De stase en stase, je songe donc aux billets de concert, partitions originales, pochettes de disques que je possède, à la photographie originale que m’avait cédée Sylvie P., elle qui m’a transmis l’amour de Barbara et chantait à tue-tête A mourir pour mourir dans la voiture qui nous conduisait à C... lors de vacances improvisées…
Je demande à la librairie si l’on peut acheter l’affiche de l’exposition.
L’on me répond par la négative.
Je rapporte à Aymeric avoir arraché une affiche de la tournée de 1978 [?], dont je n’avais pu décoller qu’une partie, la tête dessinée de Barbara en très gros plan étant néanmoins demeurée entière. J’avais découpé selon ses contours ce visage, conservé de déménagement en déménagement, trophée jamais exhibé pour autant (¡). (Je songe avoir en horreur de toutes les façons les manifestations d’admiration…)
J’évoque aussi, l’affiche de Léo Ferré pour laquelle j’ai récemment acheté un cadre — et accrochée au mur dans mon bureau, au-dessus de la platine-disque et l’une des enceintes.
Nous sortons de l’endroit afin de nous trouver un café au-delà de la ville de béton et de verre délimitée par l’avenue qui la borde.
Aymeric dit n’avoir jamais aimé ce quartier — où il travaillait ces dernières années — et ne l’avoir guère exploré dans son détail de ce fait.
En chemin, je raconte la « lune rose » de Judith, les accusations portées contre ses parents par Lucien, les raisons du mal-être de mon amie, le refuge dans le pavillon secondaire qu’elle a acheté dans l’Yonne…
Nous trouvons un bar de quartier presque désert dans la portion ancienne, presque villageoise, de l’ancien bourg par-delà l’avenue.
La remplaçante d’Aymeric a pris son poste en janvier.

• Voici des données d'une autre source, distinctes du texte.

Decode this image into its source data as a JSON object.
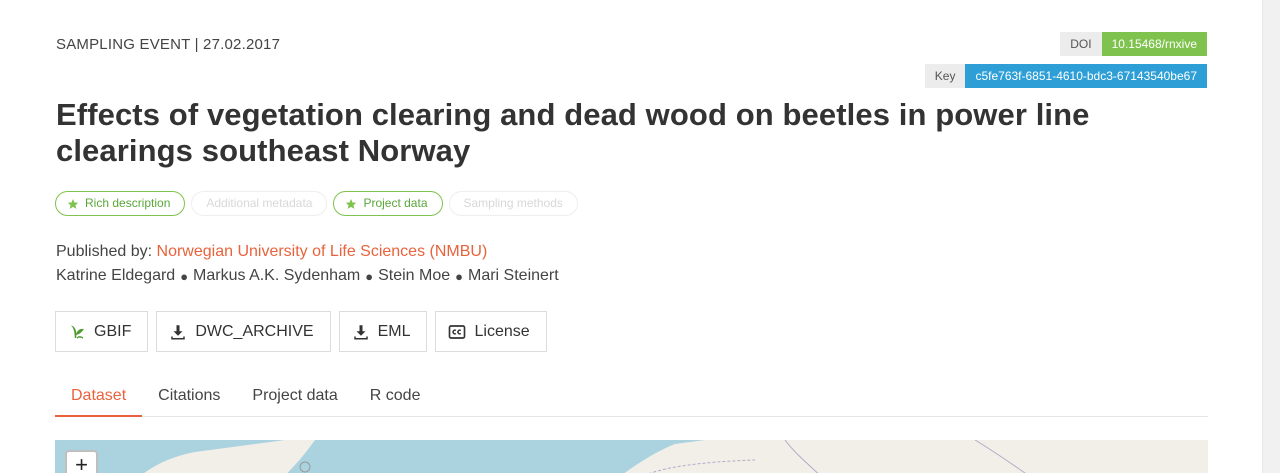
{
  "header": {
    "event_type": "SAMPLING EVENT",
    "separator": "|",
    "date": "27.02.2017",
    "event_line": "SAMPLING EVENT | 27.02.2017"
  },
  "identifiers": {
    "doi_label": "DOI",
    "doi_value": "10.15468/rnxive",
    "key_label": "Key",
    "key_value": "c5fe763f-6851-4610-bdc3-67143540be67"
  },
  "title": "Effects of vegetation clearing and dead wood on beetles in power line clearings southeast Norway",
  "pills": [
    {
      "label": "Rich description",
      "active": true
    },
    {
      "label": "Additional metadata",
      "active": false
    },
    {
      "label": "Project data",
      "active": true
    },
    {
      "label": "Sampling methods",
      "active": false
    }
  ],
  "published": {
    "prefix": "Published by:",
    "publisher": "Norwegian University of Life Sciences (NMBU)"
  },
  "authors": [
    "Katrine Eldegard",
    "Markus A.K. Sydenham",
    "Stein Moe",
    "Mari Steinert"
  ],
  "author_separator": "●",
  "buttons": [
    {
      "label": "GBIF",
      "icon": "gbif-icon"
    },
    {
      "label": "DWC_ARCHIVE",
      "icon": "download-icon"
    },
    {
      "label": "EML",
      "icon": "download-icon"
    },
    {
      "label": "License",
      "icon": "cc-icon"
    }
  ],
  "tabs": [
    {
      "label": "Dataset",
      "active": true
    },
    {
      "label": "Citations",
      "active": false
    },
    {
      "label": "Project data",
      "active": false
    },
    {
      "label": "R code",
      "active": false
    }
  ],
  "map": {
    "zoom_in_label": "+"
  },
  "colors": {
    "accent": "#e8633c",
    "doi_badge": "#7fc34e",
    "key_badge": "#2e9fd6",
    "pill_green": "#7fc34e"
  }
}
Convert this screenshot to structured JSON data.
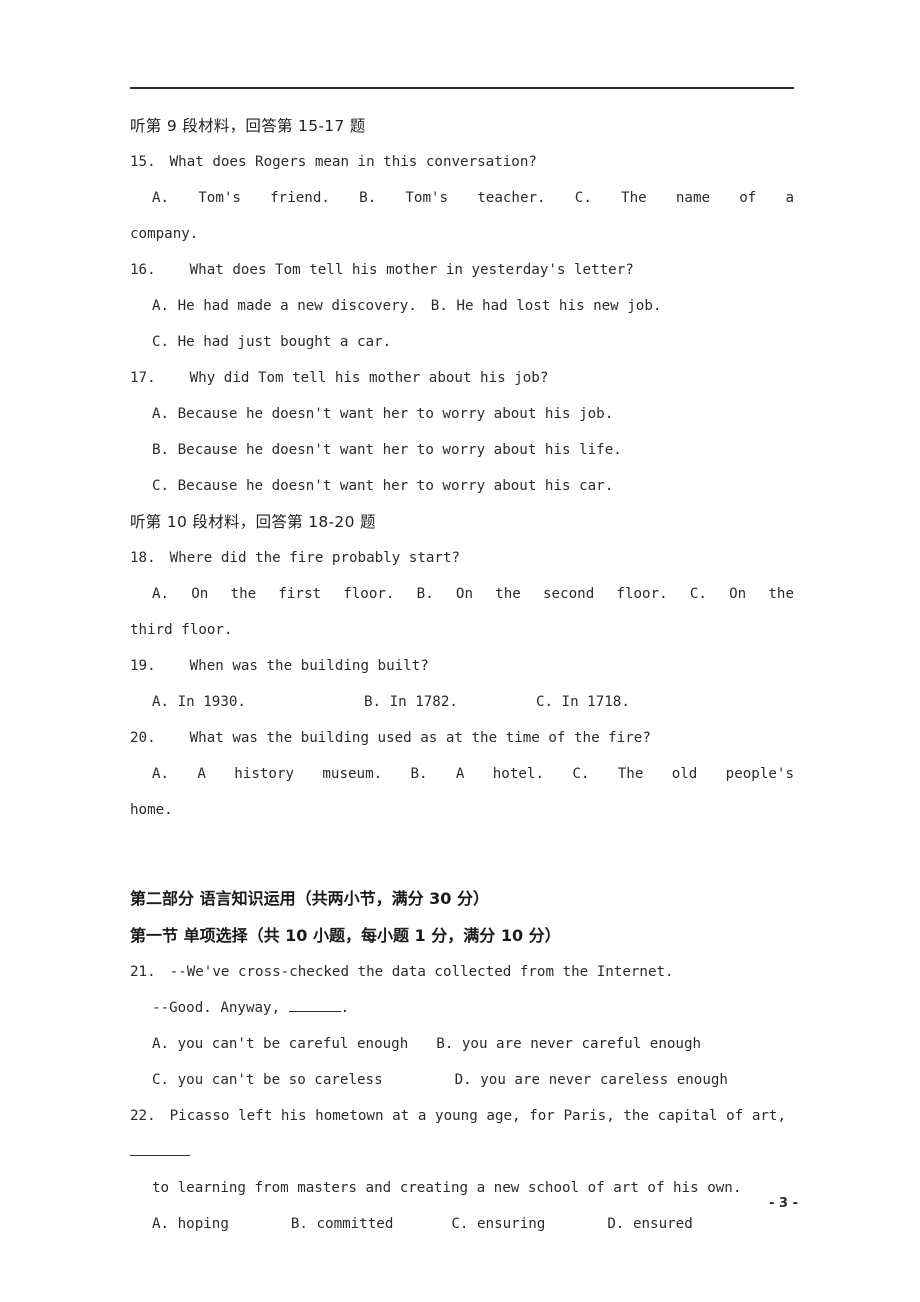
{
  "document": {
    "type": "english-exam-paper",
    "page_number": "- 3 -"
  },
  "listening": {
    "section_9": {
      "heading": "听第 9 段材料，回答第 15-17 题",
      "questions": [
        {
          "number": "15.",
          "stem": "What does Rogers mean in this conversation?",
          "options_line1": [
            "A. Tom's friend.",
            "B. Tom's teacher.",
            "C. The name of a"
          ],
          "options_wrap": "company."
        },
        {
          "number": "16.",
          "stem": "What does Tom tell his mother in yesterday's letter?",
          "options_line1": [
            "A. He had made a new discovery.",
            "B. He had lost his new job."
          ],
          "options_line2": [
            "C. He had just bought a car."
          ]
        },
        {
          "number": "17.",
          "stem": "Why did Tom tell his mother about his job?",
          "option_a": "A. Because he doesn't want her to worry about his job.",
          "option_b": "B. Because he doesn't want her to worry about his life.",
          "option_c": "C. Because he doesn't want her to worry about his car."
        }
      ]
    },
    "section_10": {
      "heading": "听第 10 段材料，回答第 18-20 题",
      "questions": [
        {
          "number": "18.",
          "stem": "Where did the fire probably start?",
          "options_line1": [
            "A. On the first floor.",
            "B. On the second floor.",
            "C.   On   the"
          ],
          "options_wrap": "third floor."
        },
        {
          "number": "19.",
          "stem": "When was the building built?",
          "options_line1": [
            "A. In 1930.",
            "B. In 1782.",
            "C. In 1718."
          ]
        },
        {
          "number": "20.",
          "stem": "What was the building used as at the time of the fire?",
          "options_line1": [
            "A. A history museum.",
            "B. A hotel.",
            "C. The old people's"
          ],
          "options_wrap": "home."
        }
      ]
    }
  },
  "part_two": {
    "heading": "第二部分 语言知识运用（共两小节，满分 30 分）",
    "section_one_heading": "第一节 单项选择（共 10 小题，每小题 1 分，满分 10 分）",
    "questions": [
      {
        "number": "21.",
        "stem_line1": "--We've cross-checked the data collected from the Internet.",
        "stem_line2_pre": "--Good. Anyway, ",
        "stem_line2_post": ".",
        "option_a": "A. you can't be careful enough",
        "option_b": "B. you are never careful enough",
        "option_c": "C. you can't be so careless",
        "option_d": "D. you are never careless enough"
      },
      {
        "number": "22.",
        "stem_line1": "Picasso left his hometown at a young age, for Paris, the capital of art,",
        "stem_line2": "to learning from masters and creating a new school of art of his own.",
        "option_a": "A. hoping",
        "option_b": "B. committed",
        "option_c": "C. ensuring",
        "option_d": "D. ensured"
      }
    ]
  }
}
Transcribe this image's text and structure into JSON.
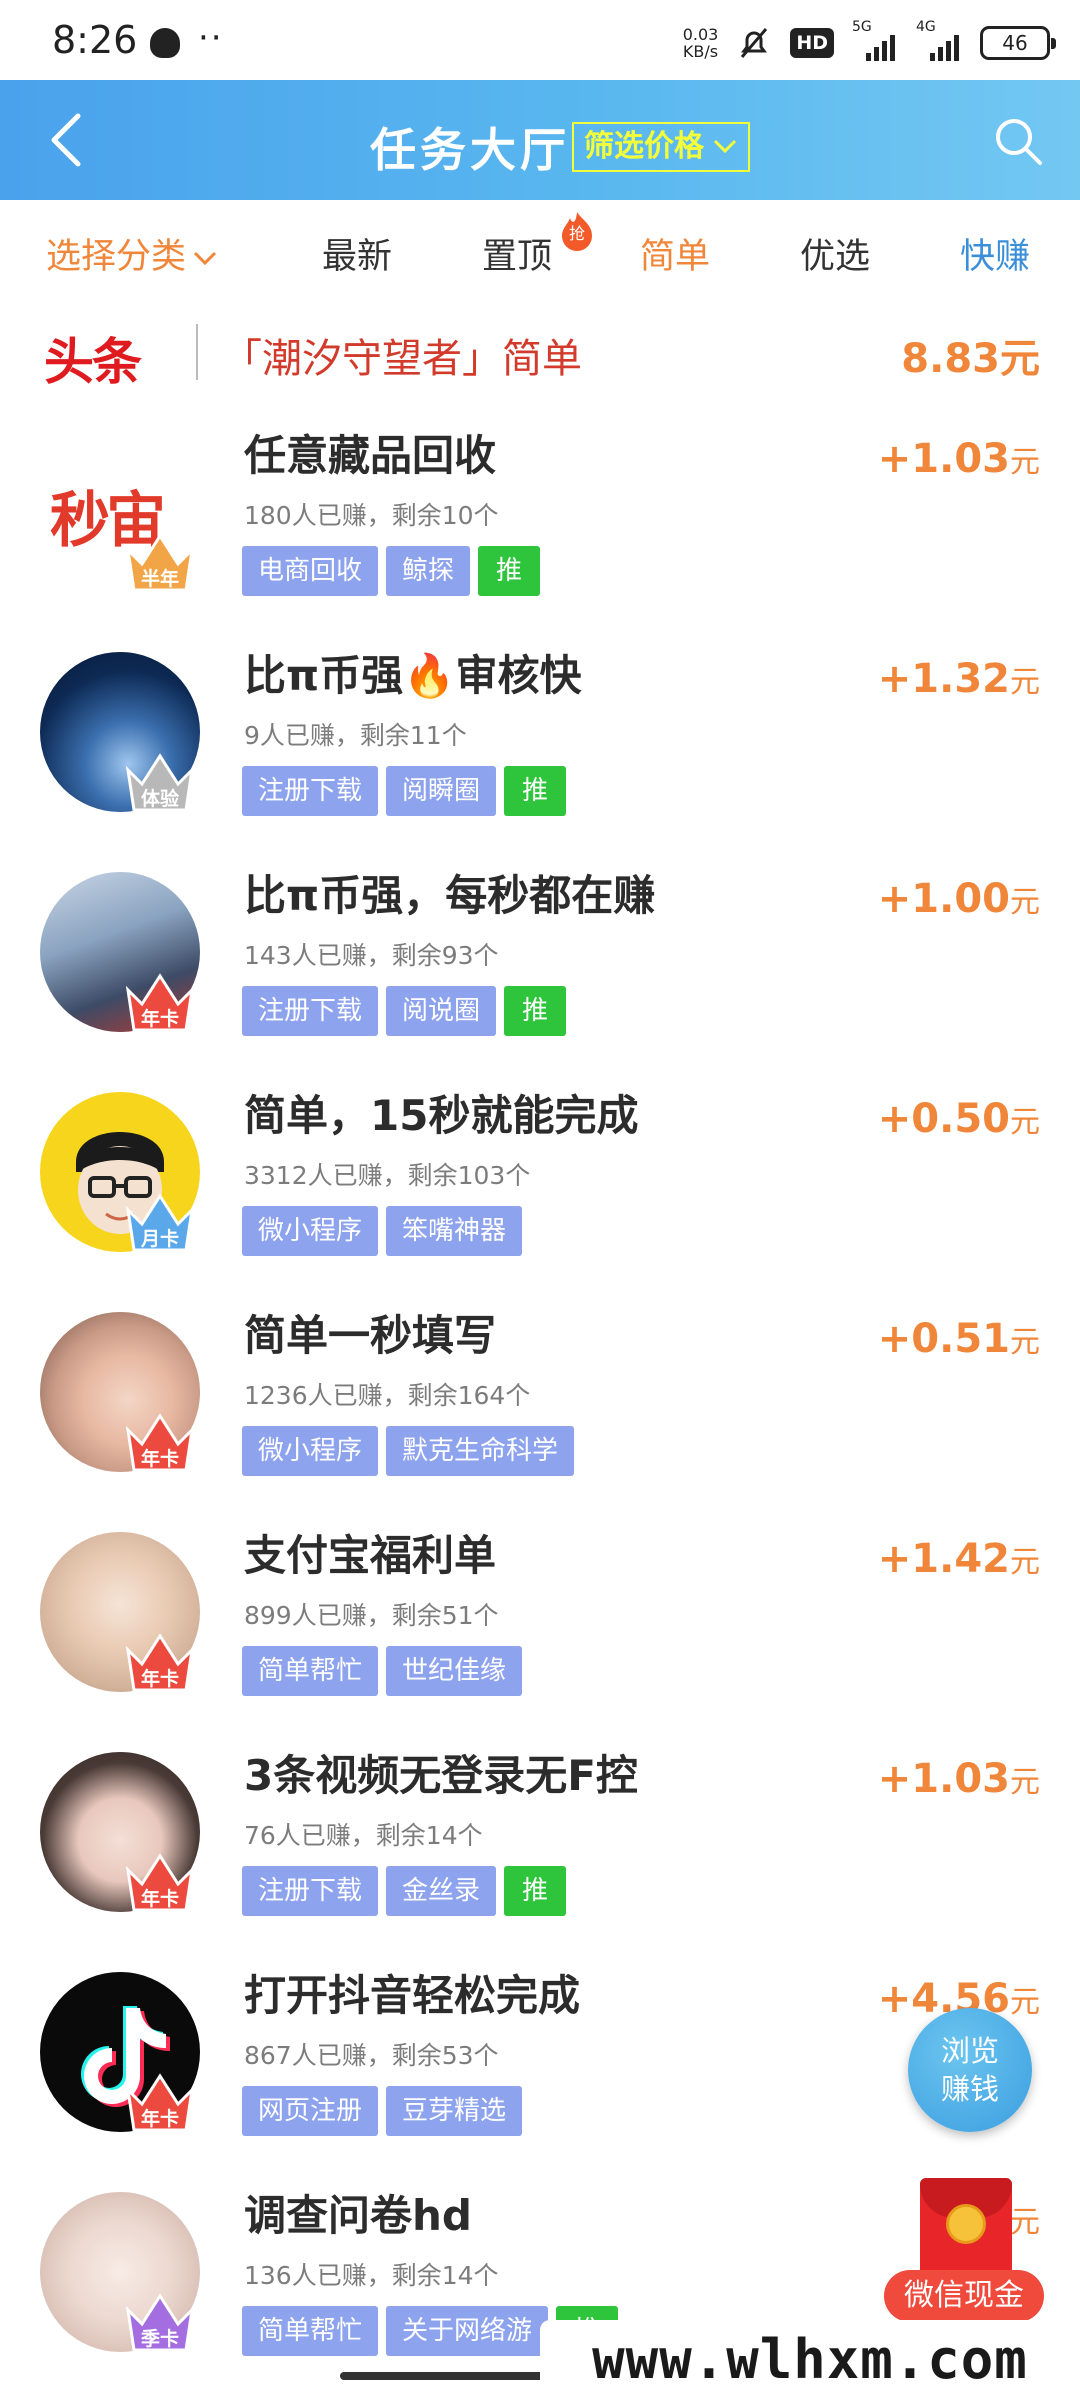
{
  "status_bar": {
    "time": "8:26",
    "dots": "··",
    "net_speed_value": "0.03",
    "net_speed_unit": "KB/s",
    "hd_label": "HD",
    "signal_1_label": "5G",
    "signal_2_label": "4G",
    "battery": "46"
  },
  "header": {
    "title": "任务大厅",
    "filter_label": "筛选价格"
  },
  "tabs": {
    "category_label": "选择分类",
    "items": [
      "最新",
      "置顶",
      "简单",
      "优选",
      "快赚"
    ],
    "hot_badge": "抢"
  },
  "headline": {
    "logo": "头条",
    "text": "「潮汐守望者」简单",
    "amount": "8.83元"
  },
  "tasks": [
    {
      "title": "任意藏品回收",
      "meta": "180人已赚，剩余10个",
      "reward": "+1.03",
      "unit": "元",
      "badge": "半年",
      "avatar_text": "秒宙",
      "tags": [
        "电商回收",
        "鲸探",
        "推"
      ]
    },
    {
      "title": "比π币强🔥审核快",
      "meta": "9人已赚，剩余11个",
      "reward": "+1.32",
      "unit": "元",
      "badge": "体验",
      "tags": [
        "注册下载",
        "阅瞬圈",
        "推"
      ]
    },
    {
      "title": "比π币强，每秒都在赚",
      "meta": "143人已赚，剩余93个",
      "reward": "+1.00",
      "unit": "元",
      "badge": "年卡",
      "tags": [
        "注册下载",
        "阅说圈",
        "推"
      ]
    },
    {
      "title": "简单，15秒就能完成",
      "meta": "3312人已赚，剩余103个",
      "reward": "+0.50",
      "unit": "元",
      "badge": "月卡",
      "tags": [
        "微小程序",
        "笨嘴神器"
      ]
    },
    {
      "title": "简单一秒填写",
      "meta": "1236人已赚，剩余164个",
      "reward": "+0.51",
      "unit": "元",
      "badge": "年卡",
      "tags": [
        "微小程序",
        "默克生命科学"
      ]
    },
    {
      "title": "支付宝福利单",
      "meta": "899人已赚，剩余51个",
      "reward": "+1.42",
      "unit": "元",
      "badge": "年卡",
      "tags": [
        "简单帮忙",
        "世纪佳缘"
      ]
    },
    {
      "title": "3条视频无登录无F控",
      "meta": "76人已赚，剩余14个",
      "reward": "+1.03",
      "unit": "元",
      "badge": "年卡",
      "tags": [
        "注册下载",
        "金丝录",
        "推"
      ]
    },
    {
      "title": "打开抖音轻松完成",
      "meta": "867人已赚，剩余53个",
      "reward": "+4.56",
      "unit": "元",
      "badge": "年卡",
      "tags": [
        "网页注册",
        "豆芽精选"
      ]
    },
    {
      "title": "调查问卷hd",
      "meta": "136人已赚，剩余14个",
      "reward": "+",
      "unit": "元",
      "badge": "季卡",
      "tags": [
        "简单帮忙",
        "关于网络游",
        "推"
      ]
    }
  ],
  "floating": {
    "browse_line1": "浏览",
    "browse_line2": "赚钱",
    "wechat_label": "微信现金"
  },
  "watermark": "www.wlhxm.com",
  "colors": {
    "header_start": "#4aa2ec",
    "header_end": "#73c8f2",
    "orange": "#f0863a",
    "tag_blue": "#8ea3ee",
    "tag_green": "#2ec43c",
    "headline_red": "#e01b20",
    "filter_yellow": "#f3ff3a"
  }
}
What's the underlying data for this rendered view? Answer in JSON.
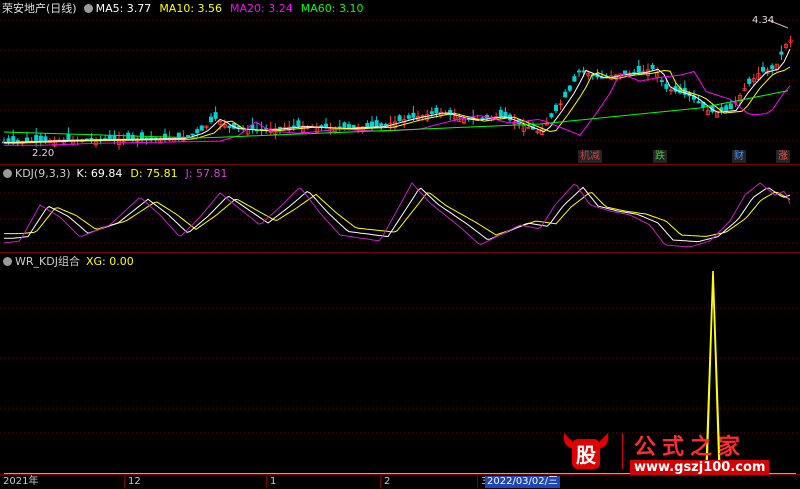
{
  "main_panel": {
    "circle_icon": "circle-icon",
    "stock_title": "荣安地产(日线)",
    "ma5": "MA5: 3.77",
    "ma10": "MA10: 3.56",
    "ma20": "MA20: 3.24",
    "ma60": "MA60: 3.10",
    "high_label": "4.34",
    "low_label": "2.20",
    "tags": [
      {
        "text": "机减",
        "color": "#c84040"
      },
      {
        "text": "跌",
        "color": "#3cc83c"
      },
      {
        "text": "财",
        "color": "#4a8cff"
      },
      {
        "text": "涨",
        "color": "#ff5050"
      }
    ]
  },
  "kdj_panel": {
    "title": "KDJ(9,3,3)",
    "k": "K: 69.84",
    "d": "D: 75.81",
    "j": "J: 57.81"
  },
  "wr_panel": {
    "title": "WR_KDJ组合",
    "xg": "XG: 0.00"
  },
  "time_axis": {
    "labels": [
      "2021年",
      "12",
      "1",
      "2",
      "3"
    ],
    "cursor_date": "2022/03/02/三"
  },
  "watermark": {
    "logo_text": "股",
    "title": "公式之家",
    "url": "www.gszj100.com"
  },
  "colors": {
    "up": "#ff3a3a",
    "down": "#00d2d2",
    "ma5": "#ffffff",
    "ma10": "#ffff00",
    "ma20": "#ff00ff",
    "ma60": "#00ff00",
    "k": "#ffffff",
    "d": "#ffff00",
    "j": "#c020c0",
    "grid": "#7a0000"
  }
}
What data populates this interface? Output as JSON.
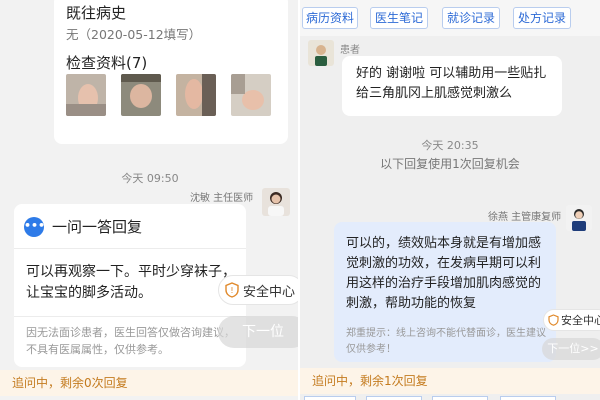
{
  "left": {
    "history_title": "既往病史",
    "history_value": "无（2020-05-12填写）",
    "exam_title": "检查资料(7)",
    "time": "今天 09:50",
    "doctor_name": "沈敏 主任医师",
    "answer_title": "一问一答回复",
    "answer_body": "可以再观察一下。平时少穿袜子，让宝宝的脚多活动。",
    "answer_note": "因无法面诊患者，医生回答仅做咨询建议，不具有医属属性，仅供参考。",
    "safety_label": "安全中心",
    "next_label": "下一位",
    "status": "追问中，剩余0次回复"
  },
  "right": {
    "tabs": [
      "病历资料",
      "医生笔记",
      "就诊记录",
      "处方记录"
    ],
    "patient_label": "患者",
    "patient_msg": "好的 谢谢啦 可以辅助用一些贴扎给三角肌冈上肌感觉刺激么",
    "time": "今天 20:35",
    "sys_note": "以下回复使用1次回复机会",
    "doctor_name": "徐燕 主管康复师",
    "doctor_msg": "可以的，绩效贴本身就是有增加感觉刺激的功效，在发病早期可以利用这样的治疗手段增加肌肉感觉的刺激，帮助功能的恢复",
    "doctor_note": "郑重提示：线上咨询不能代替面诊，医生建议仅供参考！",
    "safety_label": "安全中心",
    "next_label": "下一位>>",
    "status": "追问中，剩余1次回复"
  },
  "colors": {
    "accent_blue": "#2e7be8",
    "status_orange": "#c47b1f",
    "doctor_bubble": "#e3ecfc"
  }
}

Il reverra peut-être ses collègues lors de départs à la retraite de certains d’eux, sans pouvoir dire s’il y ira pourtant, tant au fond ces relations de travail demeurent indifférentes dans l’équanimité qui l’a saisi après son départ… J’évoque à ce propos d’anciens collègues croisés dans le train la veille qui rentraient dans leurs villes de banlieue : le regard d’Irène avait glissé sur moi, je ne m’étais pas manifesté ; Pascal, en revanche, s’était montré très chaleureux à mon égard.
Je retrace aussi notre visite à Laurent, Neil et moi.